(Bild: Forschungsanstalt Agroscope Reckenholz-Tänikon ART) Böden müssen atmen können, diese Tatsache, welche Gärtnerinnen und Gärtnern an sich schon lange klar ist, hat die Forschungsanstalt Agroscope Reckenholz-Tänikon ART in einem Langzeitversuch zu den Folgen von Bodenverdichtungen untermauert. Entscheidend für eine gute Sauerstoffzufuhr in den tieferen Schichten des Bodens sind die ersten Zentimeter eines Bodens, so zeigte es sich in der schweizerischen Studie. Veröffentlich haben die Schweizer Wissenschaftler ihre Studie anlässlich des Weltbodentages (World Soil Day), der von der Internationalen Bodenkundlichen Union (UISS) auf den 5. Dezember gelegt wurde.

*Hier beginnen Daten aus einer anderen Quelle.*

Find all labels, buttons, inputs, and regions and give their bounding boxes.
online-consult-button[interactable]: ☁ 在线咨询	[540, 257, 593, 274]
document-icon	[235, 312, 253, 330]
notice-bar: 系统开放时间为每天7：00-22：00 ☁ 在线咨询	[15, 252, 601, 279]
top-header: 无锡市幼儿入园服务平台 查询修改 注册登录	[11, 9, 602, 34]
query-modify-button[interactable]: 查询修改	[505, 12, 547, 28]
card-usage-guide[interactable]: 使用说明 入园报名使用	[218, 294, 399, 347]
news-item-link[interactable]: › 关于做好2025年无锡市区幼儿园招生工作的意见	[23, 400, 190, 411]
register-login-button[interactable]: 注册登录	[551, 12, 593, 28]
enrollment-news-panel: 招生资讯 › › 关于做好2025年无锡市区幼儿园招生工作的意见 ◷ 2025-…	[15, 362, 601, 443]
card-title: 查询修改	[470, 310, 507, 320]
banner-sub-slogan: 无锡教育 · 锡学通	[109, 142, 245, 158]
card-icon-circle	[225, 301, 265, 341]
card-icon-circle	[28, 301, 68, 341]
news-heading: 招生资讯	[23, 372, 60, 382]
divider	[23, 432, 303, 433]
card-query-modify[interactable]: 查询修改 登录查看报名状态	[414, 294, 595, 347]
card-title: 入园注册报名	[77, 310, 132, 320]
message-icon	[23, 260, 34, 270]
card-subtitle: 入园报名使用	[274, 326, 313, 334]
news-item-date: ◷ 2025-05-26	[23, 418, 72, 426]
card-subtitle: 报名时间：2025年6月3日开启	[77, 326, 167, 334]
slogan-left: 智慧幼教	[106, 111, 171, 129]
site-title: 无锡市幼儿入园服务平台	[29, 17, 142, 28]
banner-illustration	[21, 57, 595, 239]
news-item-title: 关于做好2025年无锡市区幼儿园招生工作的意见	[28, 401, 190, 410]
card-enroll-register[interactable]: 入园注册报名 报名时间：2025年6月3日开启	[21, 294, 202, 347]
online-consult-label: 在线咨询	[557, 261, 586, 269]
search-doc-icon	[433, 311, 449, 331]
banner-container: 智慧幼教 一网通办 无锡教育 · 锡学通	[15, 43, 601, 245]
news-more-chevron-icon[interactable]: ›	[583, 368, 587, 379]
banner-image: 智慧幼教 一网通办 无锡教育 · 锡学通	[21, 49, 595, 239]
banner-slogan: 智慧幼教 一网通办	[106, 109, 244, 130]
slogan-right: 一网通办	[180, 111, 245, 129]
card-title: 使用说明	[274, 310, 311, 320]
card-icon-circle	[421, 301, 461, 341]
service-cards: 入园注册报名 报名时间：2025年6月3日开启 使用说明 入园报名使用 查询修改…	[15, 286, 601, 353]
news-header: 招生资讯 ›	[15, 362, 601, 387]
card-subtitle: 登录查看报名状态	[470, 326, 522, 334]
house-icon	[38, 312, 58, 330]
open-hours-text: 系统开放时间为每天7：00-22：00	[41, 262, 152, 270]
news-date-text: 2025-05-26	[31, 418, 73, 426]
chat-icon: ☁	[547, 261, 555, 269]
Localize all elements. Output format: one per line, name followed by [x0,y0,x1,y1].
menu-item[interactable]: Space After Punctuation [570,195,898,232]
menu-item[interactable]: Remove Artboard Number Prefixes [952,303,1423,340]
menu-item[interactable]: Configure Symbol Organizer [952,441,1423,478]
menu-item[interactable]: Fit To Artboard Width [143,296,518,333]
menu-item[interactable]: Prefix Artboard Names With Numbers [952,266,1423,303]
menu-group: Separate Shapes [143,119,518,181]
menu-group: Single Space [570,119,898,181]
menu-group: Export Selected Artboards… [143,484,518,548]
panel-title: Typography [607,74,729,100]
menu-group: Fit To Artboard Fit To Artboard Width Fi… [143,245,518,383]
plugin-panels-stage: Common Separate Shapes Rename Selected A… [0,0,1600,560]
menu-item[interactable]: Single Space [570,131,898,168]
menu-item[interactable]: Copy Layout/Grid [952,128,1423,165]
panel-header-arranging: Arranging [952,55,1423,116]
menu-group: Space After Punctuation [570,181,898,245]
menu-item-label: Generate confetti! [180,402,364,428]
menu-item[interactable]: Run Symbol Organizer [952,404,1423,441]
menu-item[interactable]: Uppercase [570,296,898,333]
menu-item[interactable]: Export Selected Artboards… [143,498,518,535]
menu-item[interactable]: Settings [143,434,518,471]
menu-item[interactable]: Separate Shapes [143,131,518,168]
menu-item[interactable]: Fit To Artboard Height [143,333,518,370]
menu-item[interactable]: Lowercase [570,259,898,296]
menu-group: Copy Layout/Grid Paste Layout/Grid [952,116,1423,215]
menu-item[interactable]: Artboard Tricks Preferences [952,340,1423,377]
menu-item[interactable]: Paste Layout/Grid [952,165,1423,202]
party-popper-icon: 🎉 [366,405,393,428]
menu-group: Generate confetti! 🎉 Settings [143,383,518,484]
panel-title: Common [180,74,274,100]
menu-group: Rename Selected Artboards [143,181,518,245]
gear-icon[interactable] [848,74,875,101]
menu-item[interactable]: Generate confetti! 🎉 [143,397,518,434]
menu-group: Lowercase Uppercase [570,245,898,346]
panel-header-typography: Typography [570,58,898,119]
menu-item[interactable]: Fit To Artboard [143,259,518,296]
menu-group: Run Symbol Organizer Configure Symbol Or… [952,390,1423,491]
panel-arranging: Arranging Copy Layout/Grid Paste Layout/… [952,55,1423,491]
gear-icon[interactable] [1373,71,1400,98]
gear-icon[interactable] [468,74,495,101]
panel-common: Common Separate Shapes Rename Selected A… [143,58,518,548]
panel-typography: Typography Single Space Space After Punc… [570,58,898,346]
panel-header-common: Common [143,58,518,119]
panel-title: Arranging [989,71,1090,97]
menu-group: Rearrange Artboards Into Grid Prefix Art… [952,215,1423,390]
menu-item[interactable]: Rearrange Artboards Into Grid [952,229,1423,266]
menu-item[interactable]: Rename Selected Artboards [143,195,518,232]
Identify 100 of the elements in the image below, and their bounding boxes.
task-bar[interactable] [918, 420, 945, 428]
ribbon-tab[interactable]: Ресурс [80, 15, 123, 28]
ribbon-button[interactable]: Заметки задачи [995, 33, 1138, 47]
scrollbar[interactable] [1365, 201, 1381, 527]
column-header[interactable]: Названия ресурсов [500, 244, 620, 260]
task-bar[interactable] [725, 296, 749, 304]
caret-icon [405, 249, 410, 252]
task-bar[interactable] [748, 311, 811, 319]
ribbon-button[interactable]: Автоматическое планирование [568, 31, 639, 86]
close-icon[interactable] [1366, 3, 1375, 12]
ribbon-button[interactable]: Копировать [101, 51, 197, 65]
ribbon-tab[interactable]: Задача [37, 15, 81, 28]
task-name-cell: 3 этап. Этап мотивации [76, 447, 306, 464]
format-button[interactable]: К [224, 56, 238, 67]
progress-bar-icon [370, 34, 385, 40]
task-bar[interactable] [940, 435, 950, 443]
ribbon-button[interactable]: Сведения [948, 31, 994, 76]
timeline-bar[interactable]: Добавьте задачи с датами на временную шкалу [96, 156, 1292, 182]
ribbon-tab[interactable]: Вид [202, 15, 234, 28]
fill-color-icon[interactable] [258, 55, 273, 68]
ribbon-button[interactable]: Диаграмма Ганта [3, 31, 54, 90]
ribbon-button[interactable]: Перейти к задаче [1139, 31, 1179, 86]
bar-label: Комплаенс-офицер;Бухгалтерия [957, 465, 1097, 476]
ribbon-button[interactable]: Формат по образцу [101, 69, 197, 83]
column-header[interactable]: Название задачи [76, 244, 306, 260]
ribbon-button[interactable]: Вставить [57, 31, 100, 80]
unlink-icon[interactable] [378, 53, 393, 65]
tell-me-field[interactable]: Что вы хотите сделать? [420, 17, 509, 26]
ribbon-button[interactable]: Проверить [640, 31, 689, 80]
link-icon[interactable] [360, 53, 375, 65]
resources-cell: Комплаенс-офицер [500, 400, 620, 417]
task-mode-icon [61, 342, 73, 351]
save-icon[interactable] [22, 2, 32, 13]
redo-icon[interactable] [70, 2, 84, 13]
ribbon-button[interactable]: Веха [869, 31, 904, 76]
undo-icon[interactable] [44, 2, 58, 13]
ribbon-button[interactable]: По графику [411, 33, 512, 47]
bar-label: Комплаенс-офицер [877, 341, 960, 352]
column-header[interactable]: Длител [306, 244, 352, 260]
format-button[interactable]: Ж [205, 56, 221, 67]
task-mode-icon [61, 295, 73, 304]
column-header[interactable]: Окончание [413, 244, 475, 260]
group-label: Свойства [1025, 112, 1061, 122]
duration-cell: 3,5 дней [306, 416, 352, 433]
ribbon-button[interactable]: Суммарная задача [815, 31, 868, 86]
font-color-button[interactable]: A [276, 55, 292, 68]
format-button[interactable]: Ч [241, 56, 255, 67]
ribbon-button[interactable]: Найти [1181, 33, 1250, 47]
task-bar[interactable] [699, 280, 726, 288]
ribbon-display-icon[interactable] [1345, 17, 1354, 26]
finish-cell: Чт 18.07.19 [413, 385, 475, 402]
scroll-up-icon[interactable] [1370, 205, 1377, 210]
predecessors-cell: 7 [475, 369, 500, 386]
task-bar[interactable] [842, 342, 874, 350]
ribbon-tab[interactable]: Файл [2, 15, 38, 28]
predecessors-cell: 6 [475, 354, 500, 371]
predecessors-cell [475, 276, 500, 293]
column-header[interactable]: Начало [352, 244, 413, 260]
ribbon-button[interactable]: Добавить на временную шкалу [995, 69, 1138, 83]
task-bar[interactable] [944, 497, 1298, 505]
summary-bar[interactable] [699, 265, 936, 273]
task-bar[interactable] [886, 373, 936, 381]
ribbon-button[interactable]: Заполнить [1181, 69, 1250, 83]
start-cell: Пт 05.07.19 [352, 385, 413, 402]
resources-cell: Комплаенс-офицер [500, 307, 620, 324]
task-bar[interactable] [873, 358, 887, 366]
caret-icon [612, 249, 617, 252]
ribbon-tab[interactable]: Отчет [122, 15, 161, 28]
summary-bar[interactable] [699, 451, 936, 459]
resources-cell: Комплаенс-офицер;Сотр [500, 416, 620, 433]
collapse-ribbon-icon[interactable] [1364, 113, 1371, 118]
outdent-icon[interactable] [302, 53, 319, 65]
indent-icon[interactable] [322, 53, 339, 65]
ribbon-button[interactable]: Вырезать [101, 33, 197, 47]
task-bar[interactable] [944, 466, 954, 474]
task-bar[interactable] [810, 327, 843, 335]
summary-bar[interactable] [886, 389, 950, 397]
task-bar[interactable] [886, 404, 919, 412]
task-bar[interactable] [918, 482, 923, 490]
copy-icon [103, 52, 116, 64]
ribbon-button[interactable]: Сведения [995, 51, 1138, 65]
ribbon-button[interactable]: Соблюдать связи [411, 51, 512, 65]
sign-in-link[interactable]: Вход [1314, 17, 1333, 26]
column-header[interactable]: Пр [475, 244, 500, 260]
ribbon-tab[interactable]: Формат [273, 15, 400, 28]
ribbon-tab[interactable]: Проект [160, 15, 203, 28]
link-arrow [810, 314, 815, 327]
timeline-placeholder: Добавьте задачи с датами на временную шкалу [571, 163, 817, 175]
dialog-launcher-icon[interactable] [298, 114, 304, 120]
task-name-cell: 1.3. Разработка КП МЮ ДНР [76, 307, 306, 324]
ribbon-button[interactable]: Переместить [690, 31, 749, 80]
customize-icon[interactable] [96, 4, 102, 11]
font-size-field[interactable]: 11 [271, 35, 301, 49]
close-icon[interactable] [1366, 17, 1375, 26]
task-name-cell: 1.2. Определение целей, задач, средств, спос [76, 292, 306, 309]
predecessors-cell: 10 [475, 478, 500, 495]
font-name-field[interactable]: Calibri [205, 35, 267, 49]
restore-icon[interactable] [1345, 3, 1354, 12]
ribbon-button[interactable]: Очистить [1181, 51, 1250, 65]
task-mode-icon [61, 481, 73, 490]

Unter einem zu stark verdichteten Boden leiden beispielsweise Getreidepflanzen wie etwa Weizen, weil dann die Wurzeln nicht genug Sauerstoff bekommen. Dies wiederum kann Ertragsausfälle von mehr als 25 Prozent zur Folge haben. Eine Verdichtung des Bodens entsteht im Prinzip vor allem dort, wo in feuchten Klimazonen die Landwirtschaft stark mechanisiert wurde. Weiterhin wirke sich die Verdichtung der Böden auch auf den Hochwasserschutz aus, so die Forscher. Denn wenn die normalerweise im Boden vorkommenden feinen Luftkanäle zusammengepresst wurden, dann kann das Regenwasser nicht mehr im Boden versickern und fließt deshalb ungebremst in Flüsse. In Folge dessen kann es zu Überschwemmungen kommen. Normalerweise kann jeder Kubikmeter Boden etwa die Hälfte seines Volumens an Wasser aufnehmen.
Im Laufe der vier Versuchsjahre verfolgten die Forscher auch, wie Schäden rückgängig gemacht werden können. Genau wie beim menschlichen Organismus, braucht auch der Boden Zeit, um sich wieder zu regenerieren. Am besten eignen sich natürliche Prozesse wie die Aktivität von Bodenorganismen und Wurzeln, damit das filigrane Hohlraumsystem verbessert wird. Empfohlen wird das Ausbringen von Kompost und Mist sowie die Bewirtschaftung des Bodens.